Page history last edited by Brenda Butz 6 years, 3 months ago

A1.F.3.1 Identify and generate equivalent representations of linear equations, graphs, tables, and real-world situations.

In a Nutshell

Students will move between different representations of linear functions. Given one form of a linear function, such as a table, words, equation, or graph, students will be able to transfer to any other form. Tables, graphs and equations are used to find and interpret solutions to real-world linear situations.
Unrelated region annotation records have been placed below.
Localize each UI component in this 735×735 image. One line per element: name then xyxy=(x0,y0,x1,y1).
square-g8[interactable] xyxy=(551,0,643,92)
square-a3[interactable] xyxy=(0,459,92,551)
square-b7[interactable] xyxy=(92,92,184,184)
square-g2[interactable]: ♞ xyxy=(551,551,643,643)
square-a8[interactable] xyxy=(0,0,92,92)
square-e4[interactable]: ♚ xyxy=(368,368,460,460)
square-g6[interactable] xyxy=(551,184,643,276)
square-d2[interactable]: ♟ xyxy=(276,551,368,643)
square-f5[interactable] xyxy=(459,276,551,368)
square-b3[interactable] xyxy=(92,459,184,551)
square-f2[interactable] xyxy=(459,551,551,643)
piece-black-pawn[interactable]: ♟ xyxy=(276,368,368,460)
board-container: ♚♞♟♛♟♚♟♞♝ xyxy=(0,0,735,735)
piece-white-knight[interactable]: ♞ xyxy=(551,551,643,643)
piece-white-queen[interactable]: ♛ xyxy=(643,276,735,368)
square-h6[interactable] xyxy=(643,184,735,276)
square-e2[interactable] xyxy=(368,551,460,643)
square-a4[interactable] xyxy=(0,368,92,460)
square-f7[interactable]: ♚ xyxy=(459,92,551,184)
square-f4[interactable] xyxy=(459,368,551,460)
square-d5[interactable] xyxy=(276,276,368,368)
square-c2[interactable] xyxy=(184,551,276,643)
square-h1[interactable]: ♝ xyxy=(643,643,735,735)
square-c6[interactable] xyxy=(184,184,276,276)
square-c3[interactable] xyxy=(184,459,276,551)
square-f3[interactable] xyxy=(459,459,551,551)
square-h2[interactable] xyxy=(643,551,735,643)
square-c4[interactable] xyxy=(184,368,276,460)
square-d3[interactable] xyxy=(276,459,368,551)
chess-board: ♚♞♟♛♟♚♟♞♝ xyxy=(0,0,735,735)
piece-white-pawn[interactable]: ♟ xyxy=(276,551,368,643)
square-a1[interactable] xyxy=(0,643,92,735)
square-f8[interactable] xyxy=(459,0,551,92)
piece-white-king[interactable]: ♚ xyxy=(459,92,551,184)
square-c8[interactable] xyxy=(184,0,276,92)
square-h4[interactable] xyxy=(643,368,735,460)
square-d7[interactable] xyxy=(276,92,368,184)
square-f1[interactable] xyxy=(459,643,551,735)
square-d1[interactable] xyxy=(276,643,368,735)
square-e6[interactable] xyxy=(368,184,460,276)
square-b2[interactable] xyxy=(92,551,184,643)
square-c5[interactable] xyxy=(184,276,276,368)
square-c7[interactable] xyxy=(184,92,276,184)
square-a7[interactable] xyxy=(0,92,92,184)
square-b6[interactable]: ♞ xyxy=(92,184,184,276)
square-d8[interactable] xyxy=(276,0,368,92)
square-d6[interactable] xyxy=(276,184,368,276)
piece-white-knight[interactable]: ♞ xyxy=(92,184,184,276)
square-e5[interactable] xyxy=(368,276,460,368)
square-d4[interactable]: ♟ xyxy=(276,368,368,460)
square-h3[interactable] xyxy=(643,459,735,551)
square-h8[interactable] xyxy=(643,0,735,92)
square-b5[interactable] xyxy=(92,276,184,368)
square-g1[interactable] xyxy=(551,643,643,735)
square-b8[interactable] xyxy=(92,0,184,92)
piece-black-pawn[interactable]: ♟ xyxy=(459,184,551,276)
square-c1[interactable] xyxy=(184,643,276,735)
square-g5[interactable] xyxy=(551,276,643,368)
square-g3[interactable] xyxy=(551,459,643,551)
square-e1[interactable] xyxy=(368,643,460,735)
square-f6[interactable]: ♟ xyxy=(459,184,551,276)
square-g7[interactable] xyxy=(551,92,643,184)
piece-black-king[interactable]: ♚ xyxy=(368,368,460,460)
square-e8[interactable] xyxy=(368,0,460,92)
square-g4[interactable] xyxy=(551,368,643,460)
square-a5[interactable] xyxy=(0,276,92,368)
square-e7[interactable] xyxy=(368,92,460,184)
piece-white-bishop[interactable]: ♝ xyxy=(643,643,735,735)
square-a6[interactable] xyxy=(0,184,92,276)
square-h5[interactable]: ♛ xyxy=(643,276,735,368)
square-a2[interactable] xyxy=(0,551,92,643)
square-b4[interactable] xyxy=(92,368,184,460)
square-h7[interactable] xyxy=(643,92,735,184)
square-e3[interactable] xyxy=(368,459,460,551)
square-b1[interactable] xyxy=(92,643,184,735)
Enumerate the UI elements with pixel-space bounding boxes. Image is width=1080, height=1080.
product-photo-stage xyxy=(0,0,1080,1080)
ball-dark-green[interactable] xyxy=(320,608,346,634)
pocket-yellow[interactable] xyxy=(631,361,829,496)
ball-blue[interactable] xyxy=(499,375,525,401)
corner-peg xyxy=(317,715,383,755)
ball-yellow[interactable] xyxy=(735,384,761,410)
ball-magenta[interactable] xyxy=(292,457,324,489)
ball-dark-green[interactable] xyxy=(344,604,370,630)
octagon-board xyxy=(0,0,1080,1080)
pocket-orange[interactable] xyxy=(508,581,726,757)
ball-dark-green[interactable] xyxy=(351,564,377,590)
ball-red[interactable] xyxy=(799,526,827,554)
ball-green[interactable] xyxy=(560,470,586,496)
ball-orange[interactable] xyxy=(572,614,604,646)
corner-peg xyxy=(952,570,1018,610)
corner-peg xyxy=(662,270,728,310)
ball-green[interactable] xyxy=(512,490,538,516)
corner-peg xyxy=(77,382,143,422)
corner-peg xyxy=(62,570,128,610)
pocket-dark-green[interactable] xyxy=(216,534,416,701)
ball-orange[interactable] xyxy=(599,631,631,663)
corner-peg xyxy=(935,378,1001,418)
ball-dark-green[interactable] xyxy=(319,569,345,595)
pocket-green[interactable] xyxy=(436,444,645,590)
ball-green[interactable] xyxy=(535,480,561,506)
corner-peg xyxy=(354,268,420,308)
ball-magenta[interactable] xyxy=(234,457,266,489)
Student Actions	Teacher Actions
Students explore and create more than one representation (equations, graphs, tables, verbal explanations) of each linear function they explore to develop a deep and flexible conceptual understanding.. Students develop mathematical reasoning by using real world concrete situations to explore the meaning of linear functions and relate mathematical representations and graphs to real-world situations. Students develop the ability to communicate mathematically by identifying the independent variable and dependent variable in situations and justifying their reasoning to their peers and teachers. Students will relate mathematical representations and graphs to real-world situations.	Implement tasks that promote reasoning and problem solving by providing students with multiple representations of functions to solve problems. Build procedural fluency from conceptual understanding by exposing students to a variety of representations and asking them to create different representations based on those. Elicit and use evidence of student thinking by asking students to highlight features of functions in each representation. Pose purposeful questions that check for the student’s understanding of the meaning of slope and y-intercept of linear functions represented in various representations.
Key Understandings	Misconceptions
Write a linear equation in multiples forms such as Standard, General, Slope-Intercept, or Point-Slope. Identify the slope as a rate of change in a real-world linear situation and the y-intercept as the initial condition when time is zero. Interpret the slope from a table or a graph to transfer to other forms. Understand and create many different representations of functions including tables, graphs, equations and verbal representations.	When given a table representation of a linear function with the first entry pair of the table not being "when x = 0," students sometimes give the first y value given as the y-intercept and not the y-value associated to x = 0. When given a table that doesn't have consecutive x-values, students sometimes will calculate the slope wrong.